Эрик честно взвесил свои возможности. Он пришёл к выводу, что,
в общем-то, окончательно проснулся, и что джет-лагу лучше противостоять,
нежели покориться.
«Окей» — сказал он кротко.
«Вы меня сразу узнаете,— с воодушевлением сказал голос,— у меня
в руках будет Хантингтон, «Столкновение культур». Знаете такую
книжку?».
Эрик с отчаянием посмотрел на себя в зеркало, поплескал себе в
лицо холодной водой, почистил зубы и спустился в бар. В углу бара,
в кресле, обтянутом тугим розовым шёлком с ориентальными цветами
сидел один-единственный посетитель — мужчина лет пятидесяти, лысый,
крепко сложенный, загорелый, в рубашке с пальмами, коктейлями
и тропическими красотками на фоне условных троекратных волн, и
в пляжных шортах. Мужчина добродушно и приветственно растянул
в улыбке верхнюю губу. Рядом с ним на столе действительно лежала
потрёпанная книжка Хантингтона, в которой многочисленные закладки
торчали как кинжалы в боку у поверженного императора. Рядом с
этой книжкой стояла в небольшой выпуклой лужице с рваными краями
початая бутылка водки, на чьём запотевшем плече растекался прозрачный
овальный эполет, две увесистые стеклянные стопки и стандартная
ресторанная миска с икрой.
«Это вы — Джейсон Логинов?» — Спросил Эрик, подходя и наклоняясь.
Мужчина проворно кивнул, вскочил и протянул руку. Он оказался
невысокого роста, ладонь у него была на удивление маленькая, пожимая
руку, Эрик успел заметить мелькнувшие под столом плетёные сандалии.

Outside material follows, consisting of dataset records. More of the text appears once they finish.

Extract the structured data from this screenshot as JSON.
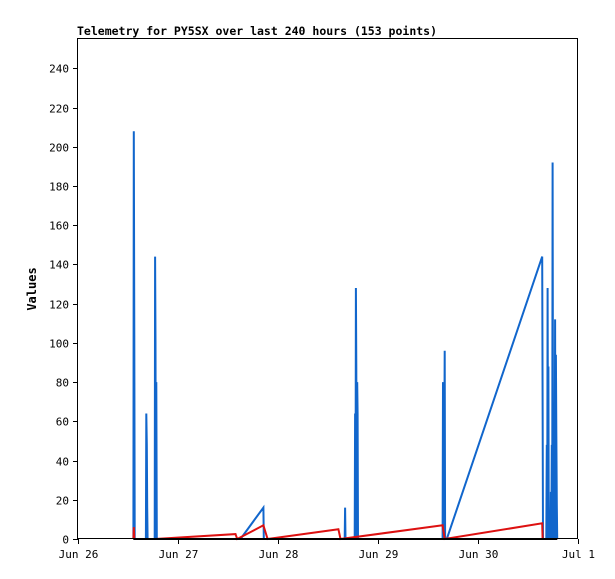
{
  "chart_data": {
    "type": "line",
    "title": "Telemetry for PY5SX over last 240 hours (153 points)",
    "xlabel": "",
    "ylabel": "Values",
    "ylim": [
      0,
      255
    ],
    "xlim": [
      0,
      120
    ],
    "x_unit": "hours since Jun 26 00:00",
    "yticks": [
      0,
      20,
      40,
      60,
      80,
      100,
      120,
      140,
      160,
      180,
      200,
      220,
      240
    ],
    "xticks": [
      {
        "x": 0,
        "label": "Jun 26"
      },
      {
        "x": 24,
        "label": "Jun 27"
      },
      {
        "x": 48,
        "label": "Jun 28"
      },
      {
        "x": 72,
        "label": "Jun 29"
      },
      {
        "x": 96,
        "label": "Jun 30"
      },
      {
        "x": 120,
        "label": "Jul 1"
      }
    ],
    "grid": false,
    "series": [
      {
        "color": "#1166cc",
        "points": [
          [
            13.3,
            0
          ],
          [
            13.4,
            208
          ],
          [
            13.5,
            104
          ],
          [
            13.6,
            0
          ],
          [
            16.3,
            0
          ],
          [
            16.4,
            64
          ],
          [
            16.5,
            48
          ],
          [
            16.6,
            16
          ],
          [
            16.7,
            0
          ],
          [
            18.4,
            0
          ],
          [
            18.5,
            144
          ],
          [
            18.6,
            100
          ],
          [
            18.7,
            0
          ],
          [
            18.8,
            80
          ],
          [
            18.9,
            0
          ],
          [
            39.0,
            0
          ],
          [
            44.5,
            16
          ],
          [
            44.6,
            0
          ],
          [
            64.0,
            0
          ],
          [
            64.1,
            16
          ],
          [
            64.2,
            0
          ],
          [
            66.4,
            0
          ],
          [
            66.5,
            64
          ],
          [
            66.6,
            0
          ],
          [
            66.7,
            128
          ],
          [
            66.8,
            88
          ],
          [
            66.9,
            0
          ],
          [
            67.0,
            80
          ],
          [
            67.1,
            64
          ],
          [
            67.2,
            0
          ],
          [
            87.5,
            0
          ],
          [
            87.6,
            80
          ],
          [
            87.7,
            40
          ],
          [
            87.8,
            0
          ],
          [
            87.9,
            48
          ],
          [
            88.0,
            96
          ],
          [
            88.1,
            0
          ],
          [
            88.5,
            0
          ],
          [
            111.4,
            144
          ],
          [
            111.5,
            72
          ],
          [
            111.6,
            0
          ],
          [
            112.4,
            0
          ],
          [
            112.5,
            48
          ],
          [
            112.6,
            0
          ],
          [
            112.7,
            128
          ],
          [
            112.8,
            40
          ],
          [
            112.9,
            88
          ],
          [
            113.0,
            0
          ],
          [
            113.4,
            0
          ],
          [
            113.5,
            24
          ],
          [
            113.6,
            0
          ],
          [
            113.7,
            48
          ],
          [
            113.8,
            0
          ],
          [
            113.9,
            192
          ],
          [
            114.0,
            48
          ],
          [
            114.1,
            0
          ],
          [
            114.4,
            0
          ],
          [
            114.5,
            112
          ],
          [
            114.6,
            0
          ],
          [
            114.7,
            94
          ],
          [
            114.8,
            56
          ],
          [
            114.9,
            18
          ],
          [
            115.0,
            0
          ]
        ]
      },
      {
        "color": "#dd1111",
        "points": [
          [
            13.3,
            0
          ],
          [
            13.4,
            6
          ],
          [
            13.5,
            0
          ],
          [
            18.5,
            0
          ],
          [
            37.8,
            2.5
          ],
          [
            38.2,
            0
          ],
          [
            44.5,
            7
          ],
          [
            45.5,
            0
          ],
          [
            62.5,
            5
          ],
          [
            63.0,
            0
          ],
          [
            87.5,
            7
          ],
          [
            88.0,
            0
          ],
          [
            111.4,
            8
          ],
          [
            111.5,
            0
          ],
          [
            114.5,
            0
          ],
          [
            115.0,
            0
          ]
        ]
      },
      {
        "color": "#000000",
        "points": [
          [
            13.3,
            0
          ],
          [
            115.0,
            0
          ]
        ]
      }
    ]
  }
}
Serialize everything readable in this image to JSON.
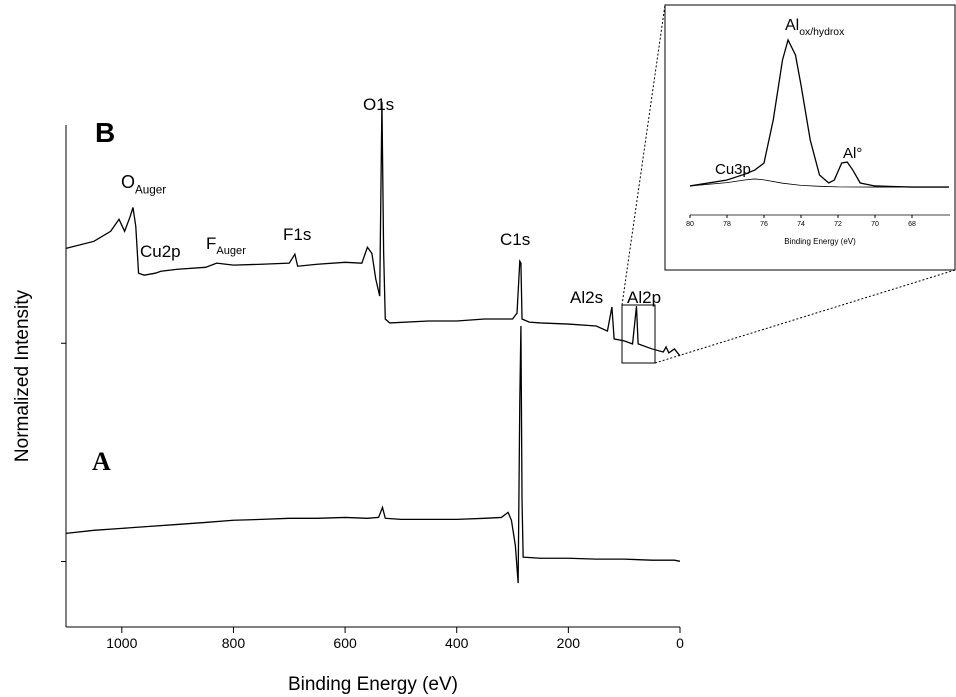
{
  "chart_data": [
    {
      "type": "line",
      "x_label": "Binding Energy (eV)",
      "y_label": "Normalized Intensity",
      "xlim": [
        1100,
        0
      ],
      "xticks": [
        1000,
        800,
        600,
        400,
        200,
        0
      ],
      "ylim": [
        0,
        2.3
      ],
      "yticks": [
        0.3,
        1.3
      ],
      "color": "#000000",
      "series": [
        {
          "x": [
            1100,
            1050,
            1000,
            950,
            900,
            850,
            800,
            750,
            700,
            650,
            600,
            560,
            540,
            533,
            528,
            500,
            450,
            400,
            350,
            320,
            308,
            302,
            295,
            290,
            287,
            285,
            283,
            281,
            250,
            200,
            150,
            100,
            50,
            10,
            0
          ],
          "values": [
            0.429,
            0.443,
            0.452,
            0.461,
            0.47,
            0.479,
            0.489,
            0.493,
            0.498,
            0.498,
            0.502,
            0.498,
            0.502,
            0.548,
            0.498,
            0.493,
            0.493,
            0.493,
            0.498,
            0.502,
            0.525,
            0.489,
            0.374,
            0.201,
            1.037,
            1.379,
            0.58,
            0.32,
            0.315,
            0.315,
            0.311,
            0.311,
            0.306,
            0.306,
            0.301
          ]
        },
        {
          "x": [
            1100,
            1050,
            1020,
            1005,
            995,
            985,
            980,
            975,
            970,
            960,
            940,
            930,
            900,
            850,
            830,
            800,
            750,
            700,
            690,
            685,
            650,
            600,
            570,
            560,
            552,
            545,
            538,
            534,
            531,
            528,
            520,
            450,
            400,
            350,
            300,
            292,
            287,
            285,
            283,
            270,
            250,
            200,
            150,
            130,
            122,
            118,
            100,
            85,
            78,
            75,
            50,
            30,
            25,
            20,
            10,
            0
          ],
          "values": [
            1.735,
            1.767,
            1.813,
            1.868,
            1.813,
            1.881,
            1.922,
            1.836,
            1.621,
            1.612,
            1.621,
            1.63,
            1.639,
            1.648,
            1.667,
            1.658,
            1.662,
            1.667,
            1.708,
            1.653,
            1.662,
            1.671,
            1.667,
            1.74,
            1.712,
            1.594,
            1.516,
            2.406,
            1.721,
            1.411,
            1.393,
            1.402,
            1.402,
            1.411,
            1.411,
            1.438,
            1.676,
            1.667,
            1.411,
            1.397,
            1.393,
            1.388,
            1.379,
            1.356,
            1.466,
            1.32,
            1.311,
            1.297,
            1.47,
            1.297,
            1.274,
            1.26,
            1.283,
            1.256,
            1.274,
            1.242
          ]
        }
      ],
      "annotations": [
        {
          "text": "B"
        },
        {
          "text": "A"
        },
        {
          "text": "O",
          "sub": "Auger"
        },
        {
          "text": "Cu2p"
        },
        {
          "text": "F",
          "sub": "Auger"
        },
        {
          "text": "F1s"
        },
        {
          "text": "O1s"
        },
        {
          "text": "C1s"
        },
        {
          "text": "Al2s"
        },
        {
          "text": "Al2p"
        }
      ]
    },
    {
      "type": "line",
      "x_label": "Binding Energy (eV)",
      "xlim": [
        80,
        66
      ],
      "xticks": [
        80,
        78,
        76,
        74,
        72,
        70,
        68
      ],
      "ylim": [
        0,
        1
      ],
      "color": "#000000",
      "series": [
        {
          "x": [
            80,
            78,
            77,
            76.5,
            76,
            75.5,
            75,
            74.7,
            74.3,
            74,
            73.5,
            73,
            72.5,
            72.2,
            71.8,
            71.5,
            71.2,
            70.8,
            70,
            68,
            67,
            66
          ],
          "values": [
            0.157,
            0.189,
            0.222,
            0.243,
            0.281,
            0.514,
            0.838,
            0.946,
            0.865,
            0.703,
            0.405,
            0.216,
            0.173,
            0.189,
            0.281,
            0.286,
            0.243,
            0.173,
            0.157,
            0.151,
            0.151,
            0.151
          ]
        },
        {
          "x": [
            80,
            78,
            77,
            76.5,
            76,
            75,
            74,
            73,
            72,
            70,
            66
          ],
          "values": [
            0.157,
            0.175,
            0.19,
            0.195,
            0.19,
            0.172,
            0.16,
            0.155,
            0.152,
            0.151,
            0.151
          ]
        }
      ],
      "annotations": [
        {
          "text": "Al",
          "sub": "ox/hydrox"
        },
        {
          "text": "Cu3p"
        },
        {
          "text": "Al°"
        }
      ]
    }
  ]
}
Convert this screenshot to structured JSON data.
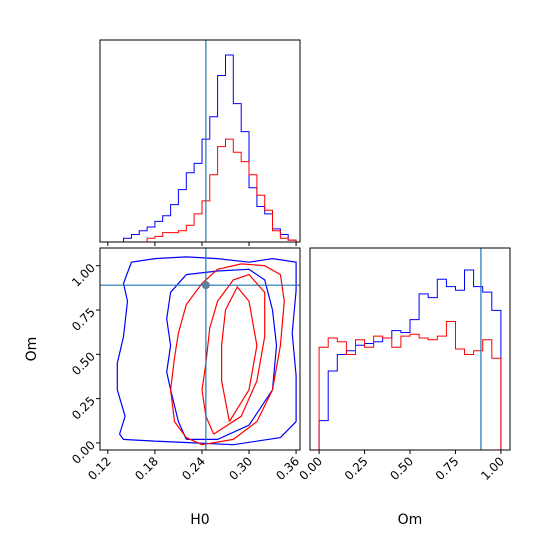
{
  "chart_data": [
    {
      "panel": "histogram-H0",
      "type": "histogram",
      "x_range": [
        0.11,
        0.365
      ],
      "x_ticks": [
        "0.12",
        "0.18",
        "0.24",
        "0.30",
        "0.36"
      ],
      "bin_edges": [
        0.14,
        0.15,
        0.16,
        0.17,
        0.18,
        0.19,
        0.2,
        0.21,
        0.22,
        0.23,
        0.24,
        0.25,
        0.26,
        0.27,
        0.28,
        0.29,
        0.3,
        0.31,
        0.32,
        0.33,
        0.34,
        0.35,
        0.36
      ],
      "series": [
        {
          "color": "#0000ff",
          "values": [
            0.02,
            0.04,
            0.06,
            0.08,
            0.11,
            0.14,
            0.2,
            0.28,
            0.37,
            0.42,
            0.55,
            0.67,
            0.89,
            1.0,
            0.74,
            0.59,
            0.29,
            0.19,
            0.15,
            0.07,
            0.04,
            0.01
          ]
        },
        {
          "color": "#ff0000",
          "values": [
            0,
            0,
            0,
            0.02,
            0.03,
            0.05,
            0.05,
            0.06,
            0.09,
            0.15,
            0.22,
            0.36,
            0.51,
            0.55,
            0.48,
            0.43,
            0.36,
            0.25,
            0.17,
            0.06,
            0.02,
            0.01
          ]
        }
      ],
      "truth_line": 0.245
    },
    {
      "panel": "contour-H0-Om",
      "type": "contour",
      "xlabel": "H0",
      "ylabel": "Om",
      "x_range": [
        0.11,
        0.365
      ],
      "y_range": [
        -0.04,
        1.1
      ],
      "x_ticks": [
        "0.12",
        "0.18",
        "0.24",
        "0.30",
        "0.36"
      ],
      "y_ticks": [
        "0.00",
        "0.25",
        "0.50",
        "0.75",
        "1.00"
      ],
      "truth_point": [
        0.245,
        0.89
      ],
      "series": [
        {
          "color": "#0000ff",
          "contours": [
            [
              [
                0.18,
                0.01
              ],
              [
                0.23,
                0.0
              ],
              [
                0.28,
                -0.01
              ],
              [
                0.34,
                0.03
              ],
              [
                0.36,
                0.12
              ],
              [
                0.36,
                0.38
              ],
              [
                0.355,
                0.62
              ],
              [
                0.36,
                0.86
              ],
              [
                0.36,
                1.02
              ],
              [
                0.33,
                1.04
              ],
              [
                0.3,
                1.02
              ],
              [
                0.26,
                1.04
              ],
              [
                0.22,
                1.05
              ],
              [
                0.18,
                1.04
              ],
              [
                0.15,
                1.02
              ],
              [
                0.14,
                0.9
              ],
              [
                0.145,
                0.8
              ],
              [
                0.14,
                0.6
              ],
              [
                0.132,
                0.45
              ],
              [
                0.132,
                0.3
              ],
              [
                0.142,
                0.15
              ],
              [
                0.135,
                0.05
              ],
              [
                0.14,
                0.02
              ],
              [
                0.18,
                0.01
              ]
            ],
            [
              [
                0.22,
                0.02
              ],
              [
                0.26,
                0.02
              ],
              [
                0.3,
                0.1
              ],
              [
                0.33,
                0.3
              ],
              [
                0.335,
                0.55
              ],
              [
                0.33,
                0.75
              ],
              [
                0.32,
                0.92
              ],
              [
                0.3,
                0.98
              ],
              [
                0.26,
                0.97
              ],
              [
                0.22,
                0.95
              ],
              [
                0.2,
                0.85
              ],
              [
                0.195,
                0.7
              ],
              [
                0.2,
                0.55
              ],
              [
                0.195,
                0.4
              ],
              [
                0.2,
                0.3
              ],
              [
                0.21,
                0.12
              ],
              [
                0.22,
                0.02
              ]
            ]
          ]
        },
        {
          "color": "#ff0000",
          "contours": [
            [
              [
                0.24,
                -0.01
              ],
              [
                0.28,
                0.02
              ],
              [
                0.31,
                0.12
              ],
              [
                0.33,
                0.3
              ],
              [
                0.34,
                0.55
              ],
              [
                0.345,
                0.8
              ],
              [
                0.34,
                0.95
              ],
              [
                0.32,
                1.0
              ],
              [
                0.29,
                1.01
              ],
              [
                0.26,
                0.98
              ],
              [
                0.24,
                0.9
              ],
              [
                0.22,
                0.78
              ],
              [
                0.21,
                0.62
              ],
              [
                0.205,
                0.48
              ],
              [
                0.2,
                0.3
              ],
              [
                0.205,
                0.12
              ],
              [
                0.22,
                0.03
              ],
              [
                0.24,
                -0.01
              ]
            ],
            [
              [
                0.255,
                0.05
              ],
              [
                0.29,
                0.15
              ],
              [
                0.31,
                0.35
              ],
              [
                0.32,
                0.6
              ],
              [
                0.32,
                0.85
              ],
              [
                0.3,
                0.95
              ],
              [
                0.28,
                0.92
              ],
              [
                0.26,
                0.8
              ],
              [
                0.25,
                0.65
              ],
              [
                0.245,
                0.45
              ],
              [
                0.24,
                0.3
              ],
              [
                0.245,
                0.15
              ],
              [
                0.255,
                0.05
              ]
            ],
            [
              [
                0.275,
                0.12
              ],
              [
                0.3,
                0.3
              ],
              [
                0.31,
                0.55
              ],
              [
                0.3,
                0.8
              ],
              [
                0.285,
                0.88
              ],
              [
                0.27,
                0.75
              ],
              [
                0.265,
                0.55
              ],
              [
                0.265,
                0.35
              ],
              [
                0.275,
                0.12
              ]
            ]
          ]
        }
      ]
    },
    {
      "panel": "histogram-Om",
      "type": "histogram",
      "xlabel": "Om",
      "x_range": [
        -0.05,
        1.05
      ],
      "x_ticks": [
        "0.00",
        "0.25",
        "0.50",
        "0.75",
        "1.00"
      ],
      "bin_edges": [
        0.0,
        0.05,
        0.1,
        0.15,
        0.2,
        0.25,
        0.3,
        0.35,
        0.4,
        0.45,
        0.5,
        0.55,
        0.6,
        0.65,
        0.7,
        0.75,
        0.8,
        0.85,
        0.9,
        0.95,
        1.0
      ],
      "series": [
        {
          "color": "#0000ff",
          "values": [
            0.16,
            0.43,
            0.52,
            0.54,
            0.57,
            0.58,
            0.59,
            0.61,
            0.65,
            0.64,
            0.71,
            0.85,
            0.83,
            0.93,
            0.89,
            0.87,
            0.98,
            0.89,
            0.86,
            0.76
          ]
        },
        {
          "color": "#ff0000",
          "values": [
            0.56,
            0.61,
            0.59,
            0.52,
            0.6,
            0.56,
            0.62,
            0.61,
            0.56,
            0.62,
            0.63,
            0.61,
            0.6,
            0.62,
            0.7,
            0.55,
            0.52,
            0.54,
            0.6,
            0.5
          ]
        }
      ],
      "truth_line": 0.89
    }
  ]
}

В баре было тихо, из-за стойки выглядывал украдкой белый рояль,
по ковру неслышно двигались похожие на университетских отличниц
официантки. Сквозь Степана Разина и княжну, прочно закованных
в переплёт оконного витража, пробивался неяркий разноцветный свет.
Негромко играла музыка, похожая на бормотание сонного счетовода.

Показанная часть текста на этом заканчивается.